Common Misconceptions

"Mixed precision means everything is in half precision." No -- the "mixed" is essential. Optimizer states and master weights are in FP32. Only the forward/backward computations use lower precision.
"BF16 is less accurate than FP16." BF16 has lower mantissa precision, yes, but it has vastly better range. For neural network training, range matters more than precision because overflow/underflow are catastrophic while small rounding errors are tolerable.
"Mixed precision training changes the final model quality." When done correctly, mixed precision produces models that are essentially identical in quality to full FP32 training. The FP32 master copy ensures that long-term training dynamics are preserved.
"You need special code for mixed precision." Modern frameworks (PyTorch AMP, JAX, etc.) handle mixed precision largely automatically with a few configuration flags.
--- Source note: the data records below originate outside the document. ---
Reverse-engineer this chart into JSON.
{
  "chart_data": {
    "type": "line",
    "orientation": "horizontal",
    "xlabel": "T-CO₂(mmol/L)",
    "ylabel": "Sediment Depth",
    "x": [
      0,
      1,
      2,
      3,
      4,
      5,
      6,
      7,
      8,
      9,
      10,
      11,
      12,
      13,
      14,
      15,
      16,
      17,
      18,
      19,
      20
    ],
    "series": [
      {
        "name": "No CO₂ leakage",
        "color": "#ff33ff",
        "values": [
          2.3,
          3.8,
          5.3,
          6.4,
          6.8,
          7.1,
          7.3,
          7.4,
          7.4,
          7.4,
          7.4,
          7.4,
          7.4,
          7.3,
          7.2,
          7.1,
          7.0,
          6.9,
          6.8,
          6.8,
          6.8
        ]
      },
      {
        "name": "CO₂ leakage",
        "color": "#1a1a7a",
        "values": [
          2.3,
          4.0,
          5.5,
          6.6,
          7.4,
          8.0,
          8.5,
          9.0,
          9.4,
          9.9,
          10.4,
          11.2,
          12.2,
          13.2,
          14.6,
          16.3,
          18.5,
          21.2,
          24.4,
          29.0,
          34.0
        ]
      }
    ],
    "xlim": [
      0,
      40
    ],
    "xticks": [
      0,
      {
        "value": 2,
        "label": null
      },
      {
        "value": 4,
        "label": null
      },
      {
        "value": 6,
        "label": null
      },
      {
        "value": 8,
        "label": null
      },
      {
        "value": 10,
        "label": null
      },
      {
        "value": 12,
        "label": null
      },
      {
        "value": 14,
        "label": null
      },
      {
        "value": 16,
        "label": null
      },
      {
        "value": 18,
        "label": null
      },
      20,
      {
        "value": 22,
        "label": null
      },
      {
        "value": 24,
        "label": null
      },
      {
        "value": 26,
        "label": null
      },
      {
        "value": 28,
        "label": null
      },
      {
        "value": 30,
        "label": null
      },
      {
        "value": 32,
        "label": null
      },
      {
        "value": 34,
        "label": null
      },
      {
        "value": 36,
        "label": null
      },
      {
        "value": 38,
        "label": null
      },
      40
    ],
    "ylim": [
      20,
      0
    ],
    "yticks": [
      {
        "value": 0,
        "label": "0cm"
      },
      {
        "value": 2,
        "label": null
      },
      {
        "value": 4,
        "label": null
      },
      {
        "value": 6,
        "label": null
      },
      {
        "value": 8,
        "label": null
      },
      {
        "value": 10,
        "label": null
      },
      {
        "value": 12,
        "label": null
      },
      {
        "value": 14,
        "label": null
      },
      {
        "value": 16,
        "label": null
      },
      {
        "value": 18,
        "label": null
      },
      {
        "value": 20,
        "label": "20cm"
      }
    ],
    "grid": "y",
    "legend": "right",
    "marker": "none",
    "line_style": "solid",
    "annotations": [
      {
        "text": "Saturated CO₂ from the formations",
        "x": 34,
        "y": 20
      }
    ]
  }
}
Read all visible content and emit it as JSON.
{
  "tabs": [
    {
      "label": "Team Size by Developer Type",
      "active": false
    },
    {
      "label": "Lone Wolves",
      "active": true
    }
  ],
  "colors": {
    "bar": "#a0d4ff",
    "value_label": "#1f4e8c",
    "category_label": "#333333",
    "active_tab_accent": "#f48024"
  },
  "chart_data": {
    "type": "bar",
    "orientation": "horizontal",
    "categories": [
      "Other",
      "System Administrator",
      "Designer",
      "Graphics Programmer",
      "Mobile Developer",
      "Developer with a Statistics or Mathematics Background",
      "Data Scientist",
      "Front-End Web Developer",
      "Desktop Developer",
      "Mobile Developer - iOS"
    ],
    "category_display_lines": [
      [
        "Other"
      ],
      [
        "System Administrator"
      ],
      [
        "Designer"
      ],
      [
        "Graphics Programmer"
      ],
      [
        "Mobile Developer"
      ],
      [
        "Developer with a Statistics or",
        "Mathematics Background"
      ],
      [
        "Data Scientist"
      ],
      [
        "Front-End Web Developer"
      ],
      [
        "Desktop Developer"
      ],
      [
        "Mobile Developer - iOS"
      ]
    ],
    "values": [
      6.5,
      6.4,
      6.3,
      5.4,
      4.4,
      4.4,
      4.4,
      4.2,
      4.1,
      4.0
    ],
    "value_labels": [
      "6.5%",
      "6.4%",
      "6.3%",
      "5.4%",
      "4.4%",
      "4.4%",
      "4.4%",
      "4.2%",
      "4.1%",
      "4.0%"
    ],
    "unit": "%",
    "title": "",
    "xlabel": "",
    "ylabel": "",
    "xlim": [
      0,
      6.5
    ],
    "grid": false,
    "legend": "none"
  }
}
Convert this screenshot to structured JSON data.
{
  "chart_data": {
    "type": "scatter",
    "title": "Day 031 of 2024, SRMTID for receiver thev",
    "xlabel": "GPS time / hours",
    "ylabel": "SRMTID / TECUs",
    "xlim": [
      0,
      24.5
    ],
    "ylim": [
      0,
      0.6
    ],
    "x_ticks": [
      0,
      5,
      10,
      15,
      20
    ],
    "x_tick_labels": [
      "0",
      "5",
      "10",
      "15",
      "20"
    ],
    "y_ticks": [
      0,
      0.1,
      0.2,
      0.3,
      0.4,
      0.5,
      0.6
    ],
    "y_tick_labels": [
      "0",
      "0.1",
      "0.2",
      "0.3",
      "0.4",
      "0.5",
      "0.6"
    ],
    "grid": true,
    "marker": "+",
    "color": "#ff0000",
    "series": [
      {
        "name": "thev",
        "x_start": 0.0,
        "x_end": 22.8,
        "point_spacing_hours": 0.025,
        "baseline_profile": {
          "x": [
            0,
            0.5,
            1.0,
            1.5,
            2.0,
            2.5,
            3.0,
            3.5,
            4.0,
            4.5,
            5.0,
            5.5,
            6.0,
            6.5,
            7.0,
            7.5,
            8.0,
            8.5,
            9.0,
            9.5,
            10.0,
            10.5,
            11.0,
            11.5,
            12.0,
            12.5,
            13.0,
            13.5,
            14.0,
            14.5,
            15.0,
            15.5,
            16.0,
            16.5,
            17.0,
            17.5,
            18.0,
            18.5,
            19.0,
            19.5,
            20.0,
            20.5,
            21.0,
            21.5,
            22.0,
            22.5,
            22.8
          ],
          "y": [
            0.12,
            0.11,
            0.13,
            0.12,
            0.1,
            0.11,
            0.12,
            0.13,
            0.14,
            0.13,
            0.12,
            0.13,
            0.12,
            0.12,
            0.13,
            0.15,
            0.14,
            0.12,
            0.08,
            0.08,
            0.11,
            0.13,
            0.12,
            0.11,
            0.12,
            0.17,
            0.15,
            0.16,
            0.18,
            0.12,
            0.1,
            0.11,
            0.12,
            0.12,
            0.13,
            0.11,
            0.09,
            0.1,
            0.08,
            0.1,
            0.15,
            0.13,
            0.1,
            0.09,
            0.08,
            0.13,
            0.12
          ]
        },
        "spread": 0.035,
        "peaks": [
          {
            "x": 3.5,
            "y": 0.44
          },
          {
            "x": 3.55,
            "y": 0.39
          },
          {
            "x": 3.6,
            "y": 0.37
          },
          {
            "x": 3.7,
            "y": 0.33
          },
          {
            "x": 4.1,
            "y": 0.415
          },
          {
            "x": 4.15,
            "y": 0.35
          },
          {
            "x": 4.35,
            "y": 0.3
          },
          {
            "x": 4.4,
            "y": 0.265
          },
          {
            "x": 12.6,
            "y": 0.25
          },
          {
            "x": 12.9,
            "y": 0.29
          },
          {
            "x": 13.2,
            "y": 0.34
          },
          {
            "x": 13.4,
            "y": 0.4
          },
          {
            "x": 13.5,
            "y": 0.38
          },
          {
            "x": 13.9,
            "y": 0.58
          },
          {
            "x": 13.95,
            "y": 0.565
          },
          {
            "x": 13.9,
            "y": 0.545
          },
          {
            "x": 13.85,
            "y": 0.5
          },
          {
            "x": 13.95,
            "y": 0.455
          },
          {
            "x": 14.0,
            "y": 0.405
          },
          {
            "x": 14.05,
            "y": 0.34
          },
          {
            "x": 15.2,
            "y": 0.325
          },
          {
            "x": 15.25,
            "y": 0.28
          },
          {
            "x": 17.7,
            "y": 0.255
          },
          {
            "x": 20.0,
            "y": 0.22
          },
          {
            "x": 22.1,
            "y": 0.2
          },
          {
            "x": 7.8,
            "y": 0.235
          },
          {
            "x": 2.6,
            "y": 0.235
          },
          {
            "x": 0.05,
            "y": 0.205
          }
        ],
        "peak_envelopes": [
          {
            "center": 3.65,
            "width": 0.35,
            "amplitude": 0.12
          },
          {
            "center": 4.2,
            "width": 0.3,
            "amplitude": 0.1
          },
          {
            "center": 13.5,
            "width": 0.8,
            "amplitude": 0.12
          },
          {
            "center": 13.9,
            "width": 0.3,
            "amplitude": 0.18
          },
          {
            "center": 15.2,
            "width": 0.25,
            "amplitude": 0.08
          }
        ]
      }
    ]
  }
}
Connections to Other Concepts

pre-training.md: Mixed precision is essential for making pre-training computationally feasible at scale.
backpropagation.md: Gradients are computed in half precision but accumulated and applied in full precision.
adam-optimizer.md: Optimizer states (moments) are maintained in FP32 as part of the mixed-precision recipe.
data-parallelism.md: Mixed precision halves communication costs for gradient synchronization.
gradient-clipping.md: Applied to gradients after they are cast back to FP32 (or sometimes in half precision before casting).
quantization.md: Mixed precision training is distinct from inference-time quantization (INT8, INT4), which further reduces precision for deployment.